Meantime, before the start of the Kosovo negotiations in Rambouillet, speculation grew that as many as 30,000 troops will be engaged in Kosovo and even larger numbers for an interventionary force have been mentioned in some media. NATO Secretary General Javier Solana himself has referred to a deployment of 35,000 soldiers. It remains uncertain, however, how Macedonia would be included in any such arrangements, or how many new troops if any might be deployed in Macedonia.

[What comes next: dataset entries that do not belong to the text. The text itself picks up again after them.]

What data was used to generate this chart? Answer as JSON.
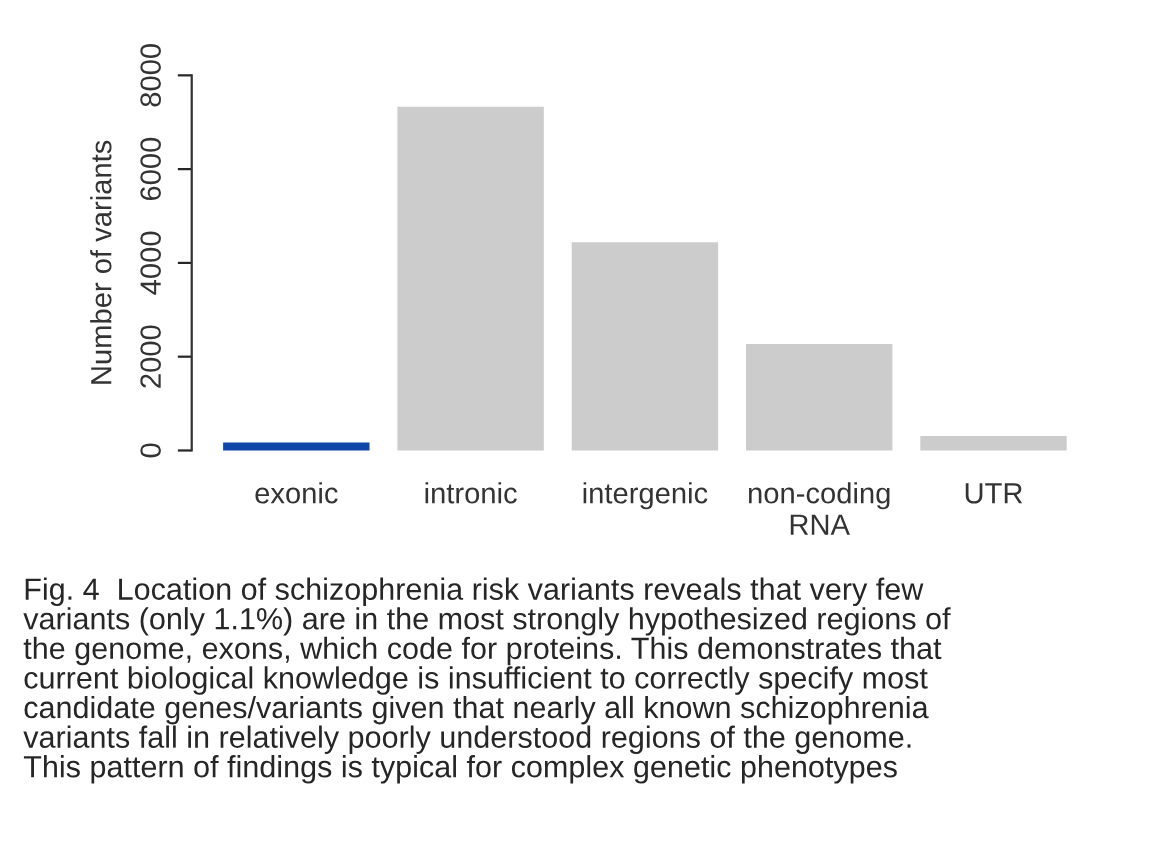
{
  "chart_data": {
    "type": "bar",
    "ylabel": "Number of variants",
    "categories": [
      "exonic",
      "intronic",
      "intergenic",
      "non-coding\nRNA",
      "UTR"
    ],
    "values": [
      170,
      7330,
      4440,
      2270,
      310
    ],
    "colors": [
      "#0f47a8",
      "#cccccd",
      "#cccccd",
      "#cccccd",
      "#cccccd"
    ],
    "ylim": [
      0,
      8000
    ],
    "yticks": [
      0,
      2000,
      4000,
      6000,
      8000
    ],
    "grid": false,
    "annotations": [
      "Fig. 4  Location of schizophrenia risk variants reveals that very few\nvariants (only 1.1%) are in the most strongly hypothesized regions of\nthe genome, exons, which code for proteins. This demonstrates that\ncurrent biological knowledge is insufficient to correctly specify most\ncandidate genes/variants given that nearly all known schizophrenia\nvariants fall in relatively poorly understood regions of the genome.\nThis pattern of findings is typical for complex genetic phenotypes"
    ]
  }
}
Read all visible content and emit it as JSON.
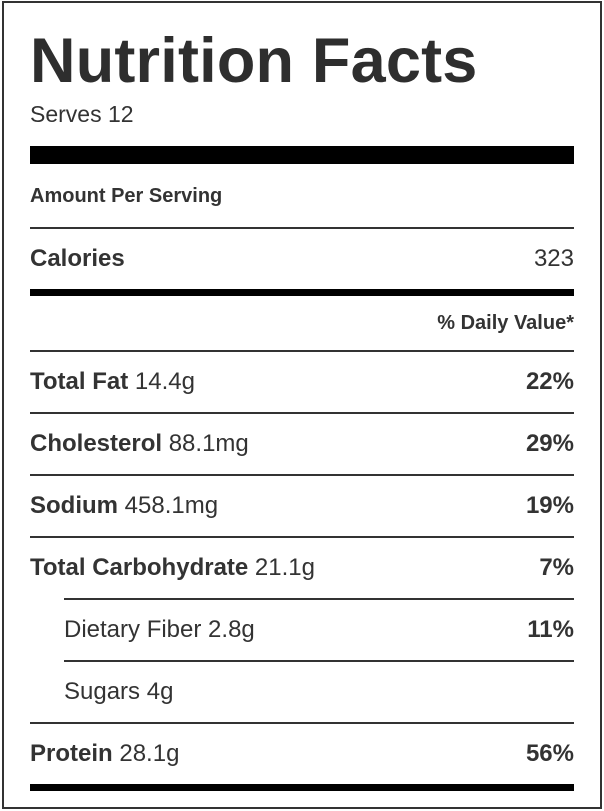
{
  "label": {
    "title": "Nutrition Facts",
    "serves": "Serves 12",
    "amount_per_serving": "Amount Per Serving",
    "calories": {
      "label": "Calories",
      "value": "323"
    },
    "daily_value_header": "% Daily Value*",
    "nutrients": [
      {
        "name": "Total Fat",
        "amount": "14.4g",
        "dv": "22%"
      },
      {
        "name": "Cholesterol",
        "amount": "88.1mg",
        "dv": "29%"
      },
      {
        "name": "Sodium",
        "amount": "458.1mg",
        "dv": "19%"
      },
      {
        "name": "Total Carbohydrate",
        "amount": "21.1g",
        "dv": "7%"
      },
      {
        "name": "Dietary Fiber",
        "amount": "2.8g",
        "dv": "11%"
      },
      {
        "name": "Sugars",
        "amount": "4g",
        "dv": ""
      },
      {
        "name": "Protein",
        "amount": "28.1g",
        "dv": "56%"
      }
    ]
  }
}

The Macedonian government has continued the foreign policy of the previous administration in setting entry into the European Union and NATO as its priorities. As a member of the Partnership for Peace, Macedonia was active and took part in many exercises in the region, offering the military training centre at Krivolak for use by the Western alliance. Skopje has seen its acceptance of the NATO extraction deployment, as well as the prospect of NATO replacing UNPREDEP, as steps forward in joining NATO. Such expectations have been contradicted by recent statements by German Chancellor Gerhard Schroeder, that after the invitations to a few Central European countries to join, NATO will not expand further.

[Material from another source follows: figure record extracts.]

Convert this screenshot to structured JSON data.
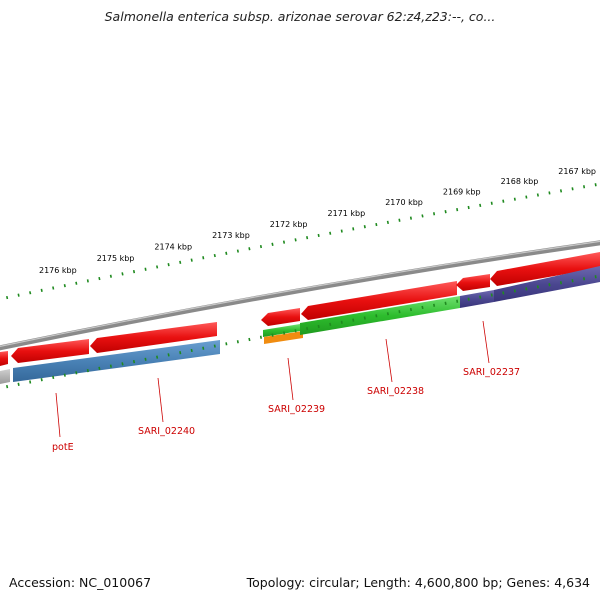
{
  "title": "Salmonella enterica subsp. arizonae serovar 62:z4,z23:--, co...",
  "footer": {
    "accession": "Accession: NC_010067",
    "summary": "Topology: circular; Length: 4,600,800 bp; Genes: 4,634"
  },
  "colors": {
    "forward_cds": "#e81010",
    "reverse_blue": "#4a82b6",
    "reverse_purple": "#4b4790",
    "rna_green": "#2ebd2e",
    "orange": "#f08c10",
    "backbone": "#8a8a8a",
    "tick": "#1f8a1f",
    "label": "#cc0000"
  },
  "kbp_labels": [
    {
      "text": "2167 kbp",
      "kb": 2167
    },
    {
      "text": "2168 kbp",
      "kb": 2168
    },
    {
      "text": "2169 kbp",
      "kb": 2169
    },
    {
      "text": "2170 kbp",
      "kb": 2170
    },
    {
      "text": "2171 kbp",
      "kb": 2171
    },
    {
      "text": "2172 kbp",
      "kb": 2172
    },
    {
      "text": "2173 kbp",
      "kb": 2173
    },
    {
      "text": "2174 kbp",
      "kb": 2174
    },
    {
      "text": "2175 kbp",
      "kb": 2175
    },
    {
      "text": "2176 kbp",
      "kb": 2176
    }
  ],
  "gene_labels": [
    {
      "text": "potE"
    },
    {
      "text": "SARI_02240"
    },
    {
      "text": "SARI_02239"
    },
    {
      "text": "SARI_02238"
    },
    {
      "text": "SARI_02237"
    }
  ]
}
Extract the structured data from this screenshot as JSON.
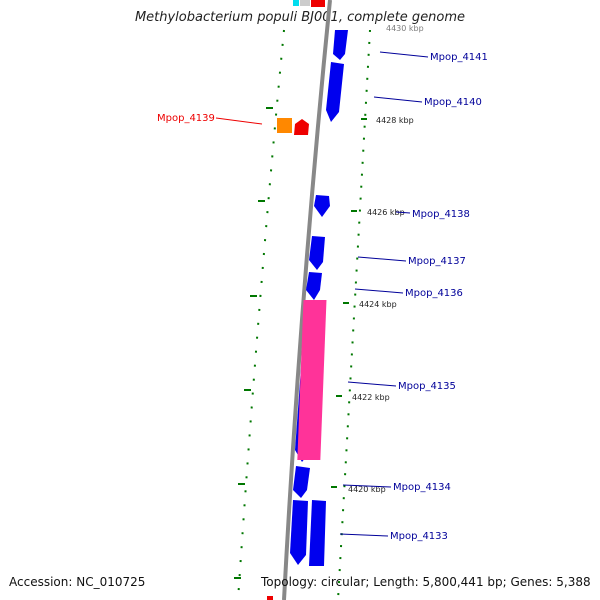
{
  "title": "Methylobacterium populi BJ001, complete genome",
  "footer": {
    "accession": "Accession: NC_010725",
    "topology": "Topology: circular; Length: 5,800,441 bp; Genes: 5,388"
  },
  "colors": {
    "backbone": "#888888",
    "gene_default": "#0000ee",
    "gene_highlight": "#ee0000",
    "gene_orange": "#ff8800",
    "gene_pink": "#ff3399",
    "gene_cyan": "#00ddee",
    "label_default": "#000099",
    "tick": "#007700"
  },
  "scale_labels": [
    {
      "text": "4430 kbp",
      "faded": true
    },
    {
      "text": "4428 kbp"
    },
    {
      "text": "4426 kbp"
    },
    {
      "text": "4424 kbp"
    },
    {
      "text": "4422 kbp"
    },
    {
      "text": "4420 kbp"
    }
  ],
  "genes": [
    {
      "label": "Mpop_4141",
      "color": "#000099"
    },
    {
      "label": "Mpop_4140",
      "color": "#000099"
    },
    {
      "label": "Mpop_4139",
      "color": "#ee0000"
    },
    {
      "label": "Mpop_4138",
      "color": "#000099"
    },
    {
      "label": "Mpop_4137",
      "color": "#000099"
    },
    {
      "label": "Mpop_4136",
      "color": "#000099"
    },
    {
      "label": "Mpop_4135",
      "color": "#000099"
    },
    {
      "label": "Mpop_4134",
      "color": "#000099"
    },
    {
      "label": "Mpop_4133",
      "color": "#000099"
    }
  ]
}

Whatever the larger political implications, the possibility that Macedonia might become a giant logistical base for NATO troops will complicate regional politics, too, particularly Macedonia’s relationship with the Federal Republic of Yugoslavia. Officially, the two countries enjoy constructive relations. But several key issues (including the border) remain unresolved, and suspicions and tensions hover. Last week, the Democratic Party of Serbs, the political party of the Serbs in Macedonia, expressed its opposition to the involvement of Macedonia in any kind of action against Yugoslavia. Albanian parties in Macedonia, meantime, are calling for military intervention in Kosovo and are actively involved in gathering humanitarian aid for the Kosovo population. If the conflict in Kosovo escalated, it is likely that a considerable number of Macedonian Albanians would fight on behalf of the Kosovo Albanians.
Yet the real concern for Macedonia may be less political than economic. Any escalation of the military confrontation in Kosovo, including a possible spillover into Macedonia, would seriously damage efforts to revive the Macedonian economy. In particular, the government has signalled the imperative of securing foreign, particularly Western investment. No wonder Skopje has welcomed so many armies.
Iso Rusi is a journalist with Fokus in Skopje.